The company is active in Arctic exploration and production elsewhere; Statoil has producing fields and exploration licenses in the Norwegian Barents Sea, and exploration licenses in the Russian Barents Sea and offshore northeast Greenland.
The spokesperson said it was too early to speculate on the size of the oil equivalent resources associated with the Chukchi Sea leases. But the company still sees great potential in terms of Alaska and the Arctic in general.
Statoil’s decision makes it the second company to recently end operations in Alaska. In late September, Royal Dutch Shell plc ended its Alaska exploration activity after failing to make a commercial find at the Burger J well in Alaska’s Chukchi Sea.
While low oil prices played a contributing role, Sen. Lisa Murkowski (R-AK) blamed the Obama administration’s stance on Arctic exploration as the real project killer. This includes the administration’s refusal to grant lease extensions; its imposition of a complicated, drawn-out, and ever-changing regulatory process; and cancellation of future lease sales in Alaska that have stifled the state’s energy production.
“These actions threaten to undermine Alaska’s economy, our security and our environment,” Murkowski commented in a Nov. 17 press statement.
According to federal estimates, the northern waters off Alaska’s Arctic coastline contain 24 billion barrels of oil and 104 trillion cubic feet of natural gas.
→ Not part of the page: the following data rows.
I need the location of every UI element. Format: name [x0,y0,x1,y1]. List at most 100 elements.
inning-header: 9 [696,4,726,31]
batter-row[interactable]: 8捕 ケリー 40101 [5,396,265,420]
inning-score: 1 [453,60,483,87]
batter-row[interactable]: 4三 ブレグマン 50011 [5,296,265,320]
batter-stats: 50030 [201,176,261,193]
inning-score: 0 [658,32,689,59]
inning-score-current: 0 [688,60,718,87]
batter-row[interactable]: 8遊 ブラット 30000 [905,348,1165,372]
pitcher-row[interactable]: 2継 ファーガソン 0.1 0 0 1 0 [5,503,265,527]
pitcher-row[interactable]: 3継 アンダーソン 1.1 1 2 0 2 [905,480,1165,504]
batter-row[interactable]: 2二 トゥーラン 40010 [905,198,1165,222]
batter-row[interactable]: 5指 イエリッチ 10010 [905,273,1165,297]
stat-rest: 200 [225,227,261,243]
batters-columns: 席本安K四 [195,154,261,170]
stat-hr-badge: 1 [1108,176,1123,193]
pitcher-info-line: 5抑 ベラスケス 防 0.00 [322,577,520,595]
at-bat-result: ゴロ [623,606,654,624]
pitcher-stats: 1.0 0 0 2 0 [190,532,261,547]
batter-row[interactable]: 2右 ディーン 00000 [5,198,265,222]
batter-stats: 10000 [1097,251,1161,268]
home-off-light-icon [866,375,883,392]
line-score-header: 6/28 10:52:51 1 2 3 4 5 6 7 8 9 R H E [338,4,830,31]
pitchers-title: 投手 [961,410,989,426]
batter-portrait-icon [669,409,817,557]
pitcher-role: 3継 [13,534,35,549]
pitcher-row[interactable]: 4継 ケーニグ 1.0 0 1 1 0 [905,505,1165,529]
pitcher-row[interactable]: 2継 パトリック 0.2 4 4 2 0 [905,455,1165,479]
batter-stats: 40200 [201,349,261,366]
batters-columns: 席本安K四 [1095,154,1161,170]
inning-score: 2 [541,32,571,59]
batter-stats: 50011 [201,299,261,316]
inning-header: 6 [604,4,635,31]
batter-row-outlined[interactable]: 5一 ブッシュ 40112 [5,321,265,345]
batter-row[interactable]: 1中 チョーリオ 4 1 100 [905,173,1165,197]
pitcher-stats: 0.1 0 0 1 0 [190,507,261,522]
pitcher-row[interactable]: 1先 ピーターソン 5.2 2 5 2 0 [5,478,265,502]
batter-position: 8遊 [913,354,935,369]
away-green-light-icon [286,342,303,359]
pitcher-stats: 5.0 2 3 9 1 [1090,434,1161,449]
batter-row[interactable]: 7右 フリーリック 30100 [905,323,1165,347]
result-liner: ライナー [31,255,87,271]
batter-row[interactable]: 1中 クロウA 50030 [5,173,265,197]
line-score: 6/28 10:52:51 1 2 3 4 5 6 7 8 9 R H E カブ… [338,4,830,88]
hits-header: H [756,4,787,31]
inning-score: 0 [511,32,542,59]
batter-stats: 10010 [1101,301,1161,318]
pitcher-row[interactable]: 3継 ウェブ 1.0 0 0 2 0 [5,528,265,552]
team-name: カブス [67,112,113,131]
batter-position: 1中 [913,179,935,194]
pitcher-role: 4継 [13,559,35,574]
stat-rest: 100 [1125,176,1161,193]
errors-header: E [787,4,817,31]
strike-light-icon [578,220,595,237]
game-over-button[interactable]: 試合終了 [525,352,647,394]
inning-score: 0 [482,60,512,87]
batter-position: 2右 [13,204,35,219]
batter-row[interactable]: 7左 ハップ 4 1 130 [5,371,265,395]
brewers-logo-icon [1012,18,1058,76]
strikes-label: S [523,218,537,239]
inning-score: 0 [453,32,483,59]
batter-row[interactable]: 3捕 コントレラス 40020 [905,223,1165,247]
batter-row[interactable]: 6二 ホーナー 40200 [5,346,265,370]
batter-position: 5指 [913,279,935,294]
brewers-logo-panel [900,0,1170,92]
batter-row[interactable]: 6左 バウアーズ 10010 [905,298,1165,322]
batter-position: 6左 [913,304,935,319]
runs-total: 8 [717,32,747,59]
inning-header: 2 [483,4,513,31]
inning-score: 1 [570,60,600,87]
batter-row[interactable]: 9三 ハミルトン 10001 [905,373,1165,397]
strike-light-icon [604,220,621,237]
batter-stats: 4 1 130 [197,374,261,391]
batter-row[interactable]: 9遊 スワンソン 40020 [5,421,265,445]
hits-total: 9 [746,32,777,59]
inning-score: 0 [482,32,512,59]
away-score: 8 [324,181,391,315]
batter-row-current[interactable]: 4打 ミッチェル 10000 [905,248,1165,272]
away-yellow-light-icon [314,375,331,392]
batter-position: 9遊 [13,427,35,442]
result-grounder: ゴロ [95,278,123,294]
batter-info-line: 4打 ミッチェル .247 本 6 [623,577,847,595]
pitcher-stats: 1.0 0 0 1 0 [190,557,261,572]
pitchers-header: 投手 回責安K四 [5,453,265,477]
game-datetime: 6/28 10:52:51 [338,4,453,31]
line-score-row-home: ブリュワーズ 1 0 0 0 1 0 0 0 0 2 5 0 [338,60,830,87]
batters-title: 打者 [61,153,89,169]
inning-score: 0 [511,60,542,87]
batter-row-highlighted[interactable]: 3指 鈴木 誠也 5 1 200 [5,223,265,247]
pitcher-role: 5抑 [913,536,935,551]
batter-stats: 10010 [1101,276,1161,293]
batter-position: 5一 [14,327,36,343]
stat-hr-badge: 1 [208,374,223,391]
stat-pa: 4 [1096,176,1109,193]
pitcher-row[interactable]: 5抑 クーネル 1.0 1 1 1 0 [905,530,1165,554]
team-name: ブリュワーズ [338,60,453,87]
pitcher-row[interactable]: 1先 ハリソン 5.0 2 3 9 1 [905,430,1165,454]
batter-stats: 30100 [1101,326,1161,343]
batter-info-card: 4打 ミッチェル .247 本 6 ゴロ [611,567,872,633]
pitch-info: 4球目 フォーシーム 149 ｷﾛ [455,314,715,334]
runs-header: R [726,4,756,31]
In July of this year, Murkowski advanced the Offshore Production and Energizing National Security Act to ensure Alaskans receive a fair share of the revenue from development in federal waters offshore Alaska. In the bill, Murkowski included language that would require the federal government offer annual lease sales for Alaska’s offshore, including in the near-shore Beaufort Sea, where the state is already eligible for revenue sharing.
Low oil prices have hurt Alaska, even prompting the state’s government to partially shut down for 12 days in June due to budget shortfalls. Bloomberg reported in October that the state’s petroleum revenue is expected to fall to $1.7 billion this fiscal year from $4.8 billion in fiscal year 2014.